As internet speeds have increased, the patience of users has decreased. Studies repeatedly show that should a website take more than a couple of seconds to load, visitors will begin to lose patience. With every second that passes the greater the drop-off rate. Only the very determined will wait beyond five or six seconds. So, ensuring a quick loading time is essential.

Mobile friendly

It used to be an afterthought, but now making sure your website is mobile friendly has to be hardwired into the whole design process. Increasingly, people are accessing the internet via mobile devices so your website needs to reflect that.

It may seem like an impossible task attempting to juggle all of these components. How on earth do you do it and where do you begin?

What is the website design process?

A website design process contains a number of different steps, which eventually come together to create a working, usable and useful website. The first step is to define your goals. Identify the objectives for your website, the problems it will solve and the target audience for your site. What intended benefit will users get from your website?

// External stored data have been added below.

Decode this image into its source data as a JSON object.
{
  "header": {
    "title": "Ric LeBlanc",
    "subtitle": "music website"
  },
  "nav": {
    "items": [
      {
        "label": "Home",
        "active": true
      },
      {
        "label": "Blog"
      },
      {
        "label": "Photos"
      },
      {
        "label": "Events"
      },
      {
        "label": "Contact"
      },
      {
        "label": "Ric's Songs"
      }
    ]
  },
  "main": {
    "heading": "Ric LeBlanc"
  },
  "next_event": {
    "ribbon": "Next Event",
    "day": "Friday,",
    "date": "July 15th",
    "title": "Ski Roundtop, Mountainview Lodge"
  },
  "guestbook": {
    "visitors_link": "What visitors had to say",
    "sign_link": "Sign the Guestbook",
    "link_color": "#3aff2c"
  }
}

Secondly, a website developer will want to formulate a strategy for the web design process. This will involve choosing the programming language and technology stack. This will be based on the website goals that you’ve already outlined.

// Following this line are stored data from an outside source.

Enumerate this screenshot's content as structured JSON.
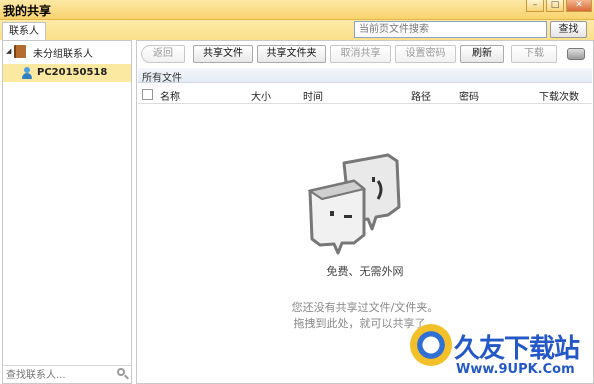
{
  "window": {
    "title": "我的共享"
  },
  "search": {
    "placeholder": "当前页文件搜索",
    "button_label": "查找"
  },
  "tabs": {
    "contacts": "联系人"
  },
  "sidebar": {
    "group_label": "未分组联系人",
    "contacts": [
      {
        "name": "PC20150518"
      }
    ],
    "search_placeholder": "查找联系人..."
  },
  "toolbar": {
    "back": "返回",
    "share_file": "共享文件",
    "share_folder": "共享文件夹",
    "cancel_share": "取消共享",
    "set_password": "设置密码",
    "refresh": "刷新",
    "download": "下载"
  },
  "folder_bar": {
    "label": "所有文件"
  },
  "columns": {
    "name": "名称",
    "size": "大小",
    "time": "时间",
    "path": "路径",
    "password": "密码",
    "downloads": "下载次数"
  },
  "empty_state": {
    "title": "免费、无需外网",
    "line1": "您还没有共享过文件/文件夹。",
    "line2": "拖拽到此处，就可以共享了。"
  },
  "watermark": {
    "brand": "久友下载站",
    "url": "Www.9UPK.Com"
  },
  "colors": {
    "title_bar": "#fbd978",
    "selection": "#fbe9a1",
    "watermark": "#2458c6"
  }
}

Next, you’ll need to build a sitemap prior to beginning the actual design phase. Wireframing provides a framework for the visual design of the website overall, acting as a building block for the final website. You should then map out your content strategy, paying attention to SEO and the questions your target audience are asking.

The fourth step is the design and development stage. The design elements of the website will then be added. These might reflect existing branding, or it could be more creative and experimental.

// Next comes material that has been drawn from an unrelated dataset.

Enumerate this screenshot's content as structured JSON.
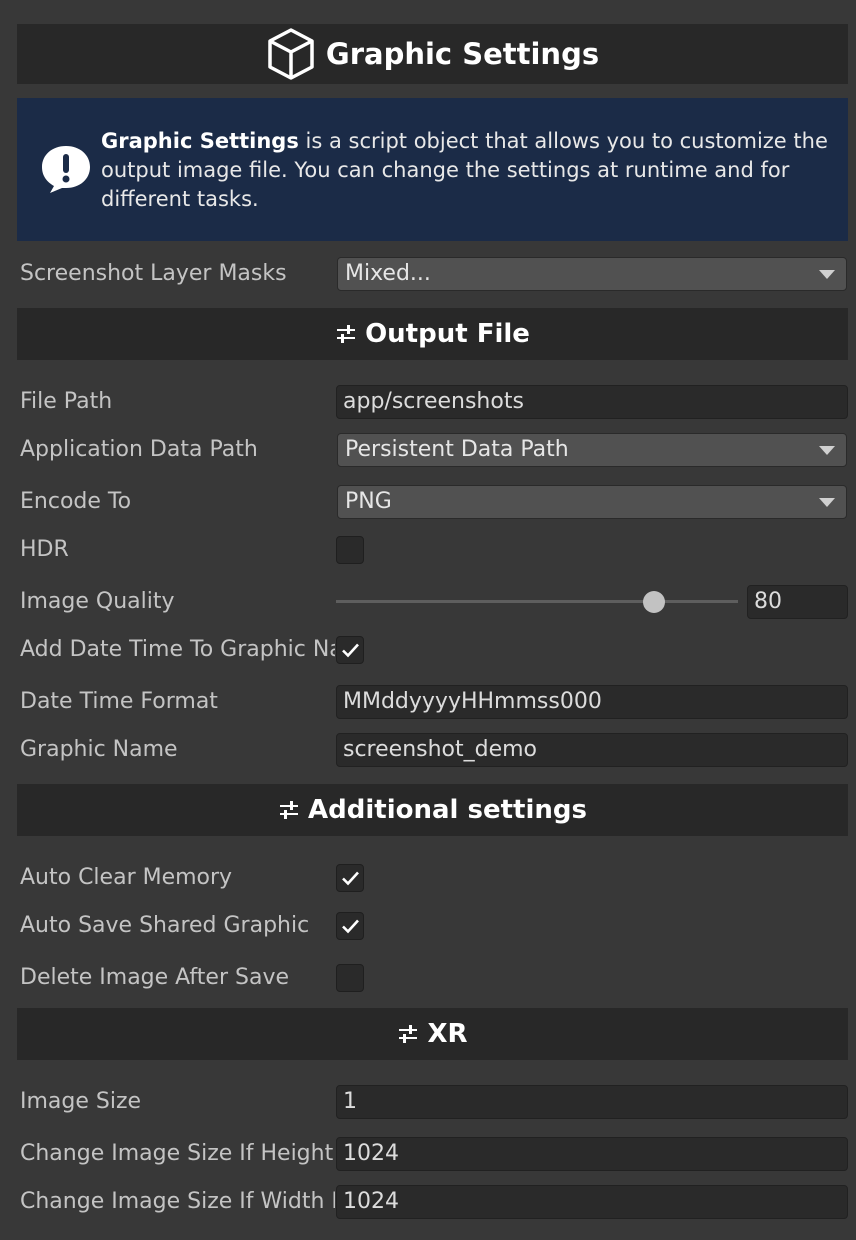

Good design tends to go unnoticed, in that when it works it’s largely remarked upon, when it doesn’t it’s all too obvious. After the design elements have been taken care of, the coding process is undertaken by the development. This process will take account of the content to be added, design, navigation and overall objectives.

The fifth step of website design is testing. This isn’t merely undertaken at the end of the design process before the website is signed off. It takes place concurrently throughout the development process and will involve a series of different tests including functionality, usability and security.

Finally, it’s time to launch the website and then keep it maintained, updated and relevant.

How to get started with web design

As websites have become more complex and the field more crowded, website design has become more involved and complicated. It used to be the case that web design was relatively easy to pick up, perhaps using a popular platform with templates that made the task easier. These days, those basic DIY websites look dated and amateur compared to professional bespoke websites.

If you’re serious about web design then you’ll need to undertake a design course. Some are available online, but for a more comprehensive training in web design principles, you’ll need to invest time and money.

Can I teach myself?

If you’re well motivated, have time to spare and are good at self-directed learning it may be possible to teach yourself web design. As web design gets more complicated and involved, this task has grown even more difficult.

If you’re running a business, it’s likely that you already have enough pressure on your time meaning it would be incredibly difficult to teach yourself web design to a high enough standard to create your own website.

With that in mind, what is the best alternative?

Why choose a website design agency?

Using the services of a website design agency is the most sensible approach for most business owners. An agency has the skills, experience and insig ht to deliver real results for your business. They will develop a website that reflects your brand, utilises the latest technology, and hits your SEO targets.

A professionally designed website will always have the edge over a DIY site.